The author of the note at that Manyara exhibit in Tanzania wrote that the only recourse a mother in those societies had was to mar the child in some way to render it imperfect to the inspection of the priests so that it would be spared. This explanation is not consistent with opinions from experts, however, and one summation is presented here as complimentary information.
“Genital mutilations always exist within a complex of other social institutions that provide for the socially sanctioned expression of adult sadism and destructive aggression towards the infant and child with unconscious motivations aimed at destroying or damaging the capacity for pleasurable emotional/sexual bonding between mothers and babies, and between young males and females.” [DeMeo, James. The Geography of Genital Mutilations. The Truth Seeker. 9-13, July/August 1989.]
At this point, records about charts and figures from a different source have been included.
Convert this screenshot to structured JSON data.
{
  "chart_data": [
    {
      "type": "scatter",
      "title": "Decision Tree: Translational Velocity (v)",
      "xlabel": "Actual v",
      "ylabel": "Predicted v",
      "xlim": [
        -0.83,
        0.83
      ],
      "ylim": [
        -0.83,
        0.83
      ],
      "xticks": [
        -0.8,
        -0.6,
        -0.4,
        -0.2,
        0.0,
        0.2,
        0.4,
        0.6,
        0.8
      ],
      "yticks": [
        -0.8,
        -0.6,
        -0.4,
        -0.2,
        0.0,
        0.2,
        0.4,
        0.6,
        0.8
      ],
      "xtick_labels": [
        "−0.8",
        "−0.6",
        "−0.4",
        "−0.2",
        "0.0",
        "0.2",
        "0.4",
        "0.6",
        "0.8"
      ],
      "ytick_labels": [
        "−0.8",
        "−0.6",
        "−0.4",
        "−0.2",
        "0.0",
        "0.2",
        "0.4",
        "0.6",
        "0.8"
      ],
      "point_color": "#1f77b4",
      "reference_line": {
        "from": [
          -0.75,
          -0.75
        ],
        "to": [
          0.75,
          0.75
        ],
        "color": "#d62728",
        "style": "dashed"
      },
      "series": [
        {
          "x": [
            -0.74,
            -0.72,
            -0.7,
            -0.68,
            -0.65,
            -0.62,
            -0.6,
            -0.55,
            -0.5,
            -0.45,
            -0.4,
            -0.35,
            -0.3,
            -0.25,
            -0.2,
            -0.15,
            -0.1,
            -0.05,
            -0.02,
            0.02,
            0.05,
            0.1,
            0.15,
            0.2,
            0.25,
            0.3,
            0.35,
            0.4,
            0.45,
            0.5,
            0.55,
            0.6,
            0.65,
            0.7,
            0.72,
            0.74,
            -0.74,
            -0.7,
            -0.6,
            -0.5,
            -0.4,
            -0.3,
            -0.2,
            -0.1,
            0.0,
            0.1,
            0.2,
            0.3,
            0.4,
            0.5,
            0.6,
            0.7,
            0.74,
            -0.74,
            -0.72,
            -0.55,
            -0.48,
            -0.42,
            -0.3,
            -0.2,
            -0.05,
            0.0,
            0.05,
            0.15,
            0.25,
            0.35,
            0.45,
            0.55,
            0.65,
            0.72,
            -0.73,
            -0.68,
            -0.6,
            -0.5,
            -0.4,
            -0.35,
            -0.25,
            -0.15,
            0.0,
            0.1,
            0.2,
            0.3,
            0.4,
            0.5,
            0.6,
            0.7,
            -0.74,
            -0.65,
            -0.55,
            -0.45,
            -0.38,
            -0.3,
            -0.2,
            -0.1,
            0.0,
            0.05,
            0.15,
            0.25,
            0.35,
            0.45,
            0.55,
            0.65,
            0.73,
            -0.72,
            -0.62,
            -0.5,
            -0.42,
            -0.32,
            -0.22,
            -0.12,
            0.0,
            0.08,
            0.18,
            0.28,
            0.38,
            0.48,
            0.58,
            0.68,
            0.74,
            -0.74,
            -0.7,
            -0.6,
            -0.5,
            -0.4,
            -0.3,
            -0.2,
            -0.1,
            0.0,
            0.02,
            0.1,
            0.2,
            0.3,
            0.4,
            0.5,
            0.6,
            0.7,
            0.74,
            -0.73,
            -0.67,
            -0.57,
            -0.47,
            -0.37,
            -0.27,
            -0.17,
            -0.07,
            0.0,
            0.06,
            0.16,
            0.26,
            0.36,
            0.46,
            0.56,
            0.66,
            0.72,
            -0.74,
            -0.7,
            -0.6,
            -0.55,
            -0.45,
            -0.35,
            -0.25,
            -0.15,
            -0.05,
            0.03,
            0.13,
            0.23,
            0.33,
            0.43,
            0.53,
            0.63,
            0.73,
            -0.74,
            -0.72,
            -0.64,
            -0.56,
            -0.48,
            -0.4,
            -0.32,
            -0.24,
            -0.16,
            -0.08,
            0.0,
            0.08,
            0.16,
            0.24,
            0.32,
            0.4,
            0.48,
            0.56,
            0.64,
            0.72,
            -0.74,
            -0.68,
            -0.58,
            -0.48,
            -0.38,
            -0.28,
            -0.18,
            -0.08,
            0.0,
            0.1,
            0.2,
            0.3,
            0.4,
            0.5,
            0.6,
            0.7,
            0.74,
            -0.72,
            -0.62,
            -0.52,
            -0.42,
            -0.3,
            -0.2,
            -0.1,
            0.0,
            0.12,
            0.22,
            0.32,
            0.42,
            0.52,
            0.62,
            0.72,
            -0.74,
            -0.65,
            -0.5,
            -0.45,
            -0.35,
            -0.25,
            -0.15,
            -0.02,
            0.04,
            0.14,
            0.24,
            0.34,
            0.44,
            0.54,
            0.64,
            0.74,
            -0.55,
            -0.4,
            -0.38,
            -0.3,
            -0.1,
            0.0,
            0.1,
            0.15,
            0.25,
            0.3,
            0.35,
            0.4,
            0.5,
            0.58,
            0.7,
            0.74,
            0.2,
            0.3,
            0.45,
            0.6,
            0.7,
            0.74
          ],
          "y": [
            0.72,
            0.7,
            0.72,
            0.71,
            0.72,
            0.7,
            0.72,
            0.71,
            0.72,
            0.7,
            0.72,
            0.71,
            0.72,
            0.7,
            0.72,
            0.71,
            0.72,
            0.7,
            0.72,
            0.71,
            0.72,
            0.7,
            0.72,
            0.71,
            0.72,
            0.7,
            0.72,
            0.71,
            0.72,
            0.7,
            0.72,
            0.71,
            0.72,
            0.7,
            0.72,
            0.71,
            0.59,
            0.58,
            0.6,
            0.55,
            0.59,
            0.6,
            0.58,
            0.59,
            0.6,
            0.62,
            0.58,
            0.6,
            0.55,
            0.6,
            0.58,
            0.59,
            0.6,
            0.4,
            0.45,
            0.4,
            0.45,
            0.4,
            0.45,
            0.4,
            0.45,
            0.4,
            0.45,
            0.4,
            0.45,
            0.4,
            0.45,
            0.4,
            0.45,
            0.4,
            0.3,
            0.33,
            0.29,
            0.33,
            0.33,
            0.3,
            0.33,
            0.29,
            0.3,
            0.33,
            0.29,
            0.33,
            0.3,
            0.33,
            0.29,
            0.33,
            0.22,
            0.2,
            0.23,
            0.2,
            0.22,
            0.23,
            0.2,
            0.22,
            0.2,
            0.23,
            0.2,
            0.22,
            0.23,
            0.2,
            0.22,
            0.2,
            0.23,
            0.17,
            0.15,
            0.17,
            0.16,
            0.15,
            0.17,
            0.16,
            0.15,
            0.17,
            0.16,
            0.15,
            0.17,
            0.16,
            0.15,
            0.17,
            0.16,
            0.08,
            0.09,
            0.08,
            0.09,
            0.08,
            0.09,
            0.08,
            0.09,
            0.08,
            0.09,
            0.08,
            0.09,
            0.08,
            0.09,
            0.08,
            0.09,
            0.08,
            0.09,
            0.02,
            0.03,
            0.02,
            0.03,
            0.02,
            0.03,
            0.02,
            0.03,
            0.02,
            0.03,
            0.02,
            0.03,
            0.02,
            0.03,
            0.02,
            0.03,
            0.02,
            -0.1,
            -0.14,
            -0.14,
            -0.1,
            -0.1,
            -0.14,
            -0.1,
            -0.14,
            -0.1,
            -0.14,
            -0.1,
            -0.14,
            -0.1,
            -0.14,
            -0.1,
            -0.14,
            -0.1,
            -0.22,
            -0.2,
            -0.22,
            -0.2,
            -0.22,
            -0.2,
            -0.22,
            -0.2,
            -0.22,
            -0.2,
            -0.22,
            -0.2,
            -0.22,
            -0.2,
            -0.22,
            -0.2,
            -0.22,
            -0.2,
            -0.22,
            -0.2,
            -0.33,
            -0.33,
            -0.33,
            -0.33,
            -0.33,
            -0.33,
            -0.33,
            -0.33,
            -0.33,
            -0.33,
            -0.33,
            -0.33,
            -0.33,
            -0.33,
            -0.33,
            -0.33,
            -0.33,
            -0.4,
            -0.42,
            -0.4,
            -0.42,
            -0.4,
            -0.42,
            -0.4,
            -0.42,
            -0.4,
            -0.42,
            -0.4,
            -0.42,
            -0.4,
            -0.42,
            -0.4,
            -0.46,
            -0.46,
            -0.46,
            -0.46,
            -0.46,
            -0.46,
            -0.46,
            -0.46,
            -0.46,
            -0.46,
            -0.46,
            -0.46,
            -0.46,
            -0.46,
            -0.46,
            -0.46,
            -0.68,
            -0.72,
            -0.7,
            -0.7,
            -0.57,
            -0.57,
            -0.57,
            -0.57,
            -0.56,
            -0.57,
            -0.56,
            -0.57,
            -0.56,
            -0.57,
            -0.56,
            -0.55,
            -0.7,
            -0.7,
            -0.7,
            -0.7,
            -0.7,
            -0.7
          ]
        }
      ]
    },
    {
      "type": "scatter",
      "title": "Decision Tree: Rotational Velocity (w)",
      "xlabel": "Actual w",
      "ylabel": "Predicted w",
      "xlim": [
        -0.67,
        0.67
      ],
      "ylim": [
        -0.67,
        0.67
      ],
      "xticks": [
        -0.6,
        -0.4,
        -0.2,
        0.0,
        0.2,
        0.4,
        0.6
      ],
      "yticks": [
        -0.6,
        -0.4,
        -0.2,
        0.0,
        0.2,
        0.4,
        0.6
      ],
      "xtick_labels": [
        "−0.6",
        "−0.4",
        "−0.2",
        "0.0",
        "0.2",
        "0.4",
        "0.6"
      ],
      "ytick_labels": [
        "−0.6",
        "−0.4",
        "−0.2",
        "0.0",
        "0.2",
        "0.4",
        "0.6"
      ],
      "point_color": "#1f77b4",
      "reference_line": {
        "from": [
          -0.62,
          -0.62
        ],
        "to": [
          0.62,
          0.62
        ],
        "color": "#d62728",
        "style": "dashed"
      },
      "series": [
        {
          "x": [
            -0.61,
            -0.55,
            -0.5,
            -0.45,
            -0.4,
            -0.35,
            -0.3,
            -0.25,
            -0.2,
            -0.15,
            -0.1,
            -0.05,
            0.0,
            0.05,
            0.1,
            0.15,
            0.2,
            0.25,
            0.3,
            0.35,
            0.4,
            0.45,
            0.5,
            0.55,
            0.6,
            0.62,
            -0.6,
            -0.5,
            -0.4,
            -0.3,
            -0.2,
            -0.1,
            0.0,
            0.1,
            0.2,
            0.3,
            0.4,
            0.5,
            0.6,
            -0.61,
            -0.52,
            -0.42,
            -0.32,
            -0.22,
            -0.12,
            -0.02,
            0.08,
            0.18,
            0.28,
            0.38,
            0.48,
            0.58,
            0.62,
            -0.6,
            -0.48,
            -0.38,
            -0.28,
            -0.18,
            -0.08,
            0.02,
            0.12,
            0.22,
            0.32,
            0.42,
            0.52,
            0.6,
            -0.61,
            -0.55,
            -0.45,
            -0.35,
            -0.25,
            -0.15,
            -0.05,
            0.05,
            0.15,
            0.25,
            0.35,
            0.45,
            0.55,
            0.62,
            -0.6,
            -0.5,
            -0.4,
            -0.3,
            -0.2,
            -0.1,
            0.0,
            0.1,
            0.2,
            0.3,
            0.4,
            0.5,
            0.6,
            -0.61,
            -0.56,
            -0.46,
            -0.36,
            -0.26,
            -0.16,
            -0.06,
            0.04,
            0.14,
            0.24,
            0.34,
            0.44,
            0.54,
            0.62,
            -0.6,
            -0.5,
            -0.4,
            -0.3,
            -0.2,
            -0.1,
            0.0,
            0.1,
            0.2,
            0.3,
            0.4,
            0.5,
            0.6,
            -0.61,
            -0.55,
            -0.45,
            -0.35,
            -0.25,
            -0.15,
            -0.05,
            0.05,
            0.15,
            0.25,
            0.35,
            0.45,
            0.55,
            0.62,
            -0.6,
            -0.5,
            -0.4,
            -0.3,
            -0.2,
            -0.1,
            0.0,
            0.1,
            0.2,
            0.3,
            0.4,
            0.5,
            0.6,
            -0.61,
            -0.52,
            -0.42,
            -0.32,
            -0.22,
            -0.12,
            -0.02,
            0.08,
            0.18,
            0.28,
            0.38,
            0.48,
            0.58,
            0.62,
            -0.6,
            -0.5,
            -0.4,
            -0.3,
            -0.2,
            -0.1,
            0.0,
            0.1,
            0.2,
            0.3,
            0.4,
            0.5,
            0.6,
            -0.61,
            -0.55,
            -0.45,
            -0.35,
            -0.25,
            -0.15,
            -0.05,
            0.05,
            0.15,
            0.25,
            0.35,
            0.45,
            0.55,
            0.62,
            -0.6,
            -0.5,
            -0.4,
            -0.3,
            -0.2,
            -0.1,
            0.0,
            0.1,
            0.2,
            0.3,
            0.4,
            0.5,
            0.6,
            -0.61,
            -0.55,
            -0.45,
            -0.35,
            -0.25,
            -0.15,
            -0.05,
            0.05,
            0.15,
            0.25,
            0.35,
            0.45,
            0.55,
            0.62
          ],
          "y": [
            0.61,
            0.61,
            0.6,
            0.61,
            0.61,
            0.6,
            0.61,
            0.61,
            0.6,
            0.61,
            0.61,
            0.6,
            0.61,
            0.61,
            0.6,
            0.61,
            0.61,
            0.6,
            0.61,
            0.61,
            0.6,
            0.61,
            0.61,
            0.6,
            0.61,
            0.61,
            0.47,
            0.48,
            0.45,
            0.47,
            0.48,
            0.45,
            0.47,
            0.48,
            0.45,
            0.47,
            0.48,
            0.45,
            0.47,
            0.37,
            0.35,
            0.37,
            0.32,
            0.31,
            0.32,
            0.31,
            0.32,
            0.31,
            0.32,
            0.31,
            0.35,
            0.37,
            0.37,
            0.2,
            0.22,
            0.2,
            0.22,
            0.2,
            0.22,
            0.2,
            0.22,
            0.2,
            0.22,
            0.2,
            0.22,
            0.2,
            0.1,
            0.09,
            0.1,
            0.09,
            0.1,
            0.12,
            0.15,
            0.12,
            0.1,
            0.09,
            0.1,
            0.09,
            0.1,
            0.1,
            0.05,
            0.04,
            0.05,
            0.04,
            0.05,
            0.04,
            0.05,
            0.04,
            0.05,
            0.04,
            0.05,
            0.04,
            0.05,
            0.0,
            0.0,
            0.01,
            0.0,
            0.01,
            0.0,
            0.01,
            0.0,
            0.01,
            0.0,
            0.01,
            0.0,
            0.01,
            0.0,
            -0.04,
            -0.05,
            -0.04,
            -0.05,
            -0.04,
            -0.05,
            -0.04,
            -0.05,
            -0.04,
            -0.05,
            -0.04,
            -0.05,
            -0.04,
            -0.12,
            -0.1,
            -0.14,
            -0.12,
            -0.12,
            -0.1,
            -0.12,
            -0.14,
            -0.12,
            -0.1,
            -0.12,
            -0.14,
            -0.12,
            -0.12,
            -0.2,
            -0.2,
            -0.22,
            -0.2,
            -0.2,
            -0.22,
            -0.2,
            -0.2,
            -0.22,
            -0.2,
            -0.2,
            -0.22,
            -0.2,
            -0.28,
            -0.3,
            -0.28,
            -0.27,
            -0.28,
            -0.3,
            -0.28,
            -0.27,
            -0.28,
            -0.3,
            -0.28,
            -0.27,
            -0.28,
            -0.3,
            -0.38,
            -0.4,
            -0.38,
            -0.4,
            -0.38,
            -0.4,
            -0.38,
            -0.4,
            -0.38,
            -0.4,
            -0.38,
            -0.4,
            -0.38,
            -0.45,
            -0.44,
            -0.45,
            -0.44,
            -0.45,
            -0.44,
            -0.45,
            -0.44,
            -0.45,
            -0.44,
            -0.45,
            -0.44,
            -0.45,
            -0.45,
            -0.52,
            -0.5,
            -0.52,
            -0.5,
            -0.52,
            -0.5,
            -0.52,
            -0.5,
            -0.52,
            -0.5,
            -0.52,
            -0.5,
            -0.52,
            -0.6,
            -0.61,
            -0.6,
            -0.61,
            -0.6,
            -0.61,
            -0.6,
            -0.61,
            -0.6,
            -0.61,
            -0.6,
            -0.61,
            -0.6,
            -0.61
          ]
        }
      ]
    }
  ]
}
The Tanzanian note made sense to me, however, because of the direct link it posited between mutilation and life preservation. Adult sadism and destructive aggression are possibilities but seem remote; saving a kid's life is pretty immediate. I wrote this in response to the Manyara explanation.
Covenant
Precious, precious one, more loved than life,
come here, Sweet One,
(I would not hurt you but I must)
before the priests arrive
to catalogue your attributes –
age, height, your sex,
(I must, you see, and you will live to see)
what marks distinguishing
what blemishes
upon your perfect skin.
My child adored, the best of me,
come here, Beloved, know
I would not hurt you, but I must.
This rough blade now
must alter outer you
though we will always know
the dear heart held within.
A hopeful quick incision --
yes!
I’ll try to make it quick --
and all is done.
The bleeding we can staunch
with poultice herbs and pressure so,
now only intimates will know
the price we paid to keep you
from the altar and the knife.
Oh blessed child, My Heart,
hold me as I would you, nor look
such horror on me, such betrayed surprise
that screams its stifled anguish
down the brutish ages yet to come.
These priests will never take you now,
but choose another with unblemished skin
to satisfy our hungry god’s desire
for perfect, virgin blood;
and know,
as I have done, this do ‘til we,
in covenant with spiteful life,
from such unholy gods
are free.
And let's all of us remember to drive with an awareness that school is back in now, and kids may be more excited than cautious on their way to classes. Our roads have their own challenges.